The roughly 46% of seats in the lower house that PML-N won means that effectively there is a good chance they can form a majority by themselves, because by tradition independent parliamentarians tie themselves to the biggest party by seats.
“The election was unexpectedly calm, with few attacks, and the highest turnout since 1970 (60% versus 48% in 2008). A high turnout combined with a strong win for PML-N reduces the risk for questions around the results,” Martinsson said.
The local stock market will now shift focus to the need for a new agreement with the IMF. The conditions are positive, given the reputation of the PML-N party in economic matters and the strong results in the election.
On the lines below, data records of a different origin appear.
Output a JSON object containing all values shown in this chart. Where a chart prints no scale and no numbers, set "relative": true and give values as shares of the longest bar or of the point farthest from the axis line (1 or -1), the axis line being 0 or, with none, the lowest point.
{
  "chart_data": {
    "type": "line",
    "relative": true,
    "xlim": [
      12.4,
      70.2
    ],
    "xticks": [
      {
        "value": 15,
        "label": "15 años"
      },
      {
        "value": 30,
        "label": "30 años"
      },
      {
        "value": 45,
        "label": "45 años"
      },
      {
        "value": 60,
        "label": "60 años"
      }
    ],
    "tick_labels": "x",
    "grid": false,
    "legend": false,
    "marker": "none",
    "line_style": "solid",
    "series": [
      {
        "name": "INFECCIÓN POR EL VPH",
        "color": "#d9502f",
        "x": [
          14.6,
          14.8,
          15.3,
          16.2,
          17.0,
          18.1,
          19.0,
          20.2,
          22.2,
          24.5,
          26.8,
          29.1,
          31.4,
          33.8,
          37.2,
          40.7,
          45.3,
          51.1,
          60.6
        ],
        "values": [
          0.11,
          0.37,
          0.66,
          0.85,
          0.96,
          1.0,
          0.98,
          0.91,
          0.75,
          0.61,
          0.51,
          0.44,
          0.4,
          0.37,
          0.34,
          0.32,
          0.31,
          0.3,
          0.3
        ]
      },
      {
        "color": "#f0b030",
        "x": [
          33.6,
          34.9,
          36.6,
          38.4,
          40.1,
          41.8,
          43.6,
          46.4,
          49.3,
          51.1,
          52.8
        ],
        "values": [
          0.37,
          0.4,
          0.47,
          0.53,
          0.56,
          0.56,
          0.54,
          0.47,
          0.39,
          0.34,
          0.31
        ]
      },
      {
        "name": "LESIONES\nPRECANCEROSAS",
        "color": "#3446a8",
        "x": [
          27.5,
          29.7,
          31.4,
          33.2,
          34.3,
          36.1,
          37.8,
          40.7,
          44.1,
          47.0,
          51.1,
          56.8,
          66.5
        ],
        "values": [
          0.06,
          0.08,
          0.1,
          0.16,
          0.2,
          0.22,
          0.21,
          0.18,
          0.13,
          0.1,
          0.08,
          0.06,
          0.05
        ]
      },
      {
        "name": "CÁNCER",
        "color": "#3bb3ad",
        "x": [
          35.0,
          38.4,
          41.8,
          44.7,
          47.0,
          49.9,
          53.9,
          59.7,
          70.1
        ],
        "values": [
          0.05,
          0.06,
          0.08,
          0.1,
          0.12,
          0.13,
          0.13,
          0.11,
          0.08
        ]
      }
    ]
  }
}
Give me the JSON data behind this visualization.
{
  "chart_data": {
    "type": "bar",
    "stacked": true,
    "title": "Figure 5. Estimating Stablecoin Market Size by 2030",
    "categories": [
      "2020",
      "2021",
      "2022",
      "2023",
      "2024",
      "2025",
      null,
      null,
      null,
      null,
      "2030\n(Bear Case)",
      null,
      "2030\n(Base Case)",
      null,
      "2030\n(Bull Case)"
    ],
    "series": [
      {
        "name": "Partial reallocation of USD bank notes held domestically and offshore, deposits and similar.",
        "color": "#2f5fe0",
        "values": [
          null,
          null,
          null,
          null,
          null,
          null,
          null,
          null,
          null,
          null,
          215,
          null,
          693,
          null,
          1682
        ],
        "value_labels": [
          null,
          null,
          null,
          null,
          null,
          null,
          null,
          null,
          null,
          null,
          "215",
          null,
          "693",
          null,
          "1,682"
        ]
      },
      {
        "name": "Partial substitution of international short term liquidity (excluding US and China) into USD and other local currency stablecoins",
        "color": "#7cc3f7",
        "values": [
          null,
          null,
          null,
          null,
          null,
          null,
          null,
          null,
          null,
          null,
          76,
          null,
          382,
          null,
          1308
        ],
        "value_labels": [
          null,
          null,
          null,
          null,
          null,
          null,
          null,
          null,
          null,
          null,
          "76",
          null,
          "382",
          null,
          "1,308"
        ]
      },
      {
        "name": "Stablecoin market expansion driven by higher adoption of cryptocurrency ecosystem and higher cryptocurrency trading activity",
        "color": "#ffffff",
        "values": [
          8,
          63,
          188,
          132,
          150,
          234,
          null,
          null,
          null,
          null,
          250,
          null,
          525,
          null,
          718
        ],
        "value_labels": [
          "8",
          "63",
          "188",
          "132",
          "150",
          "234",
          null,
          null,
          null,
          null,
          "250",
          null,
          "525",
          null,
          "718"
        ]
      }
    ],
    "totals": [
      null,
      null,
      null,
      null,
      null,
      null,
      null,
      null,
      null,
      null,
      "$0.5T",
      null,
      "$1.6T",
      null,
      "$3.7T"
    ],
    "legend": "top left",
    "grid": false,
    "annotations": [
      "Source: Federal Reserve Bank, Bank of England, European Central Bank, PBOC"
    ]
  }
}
These should make negotiations easier, Martinsson said.
The stock market is currently valued on a P/E of 7.5x for 2013, which is a 40%-50% discount compared to comparable larger markets outside the Gulf states.
It is important to remember, Martinsson added, that foreign investor participation, despite increased activity, is still low – it is up from 10% to 20%-25% in recent weeks, but still significantly lower than, say, Nigeria’s 50%-60%. The market’s daily volumes of $70m-100m remain well below the historical high of $500m seen in 2006-8. However, coupled with the first ever democratically driven change of power and an unexpectedly positive outcome from the perspective of the markets, the level of foreign investor interest is unlikely to decrease.
Pakistan remains a market of risks, such as the negotiations with the IMF stalling. However, over the long term it could be that the stock market is on its way to a proper breakthrough, Martinsson said.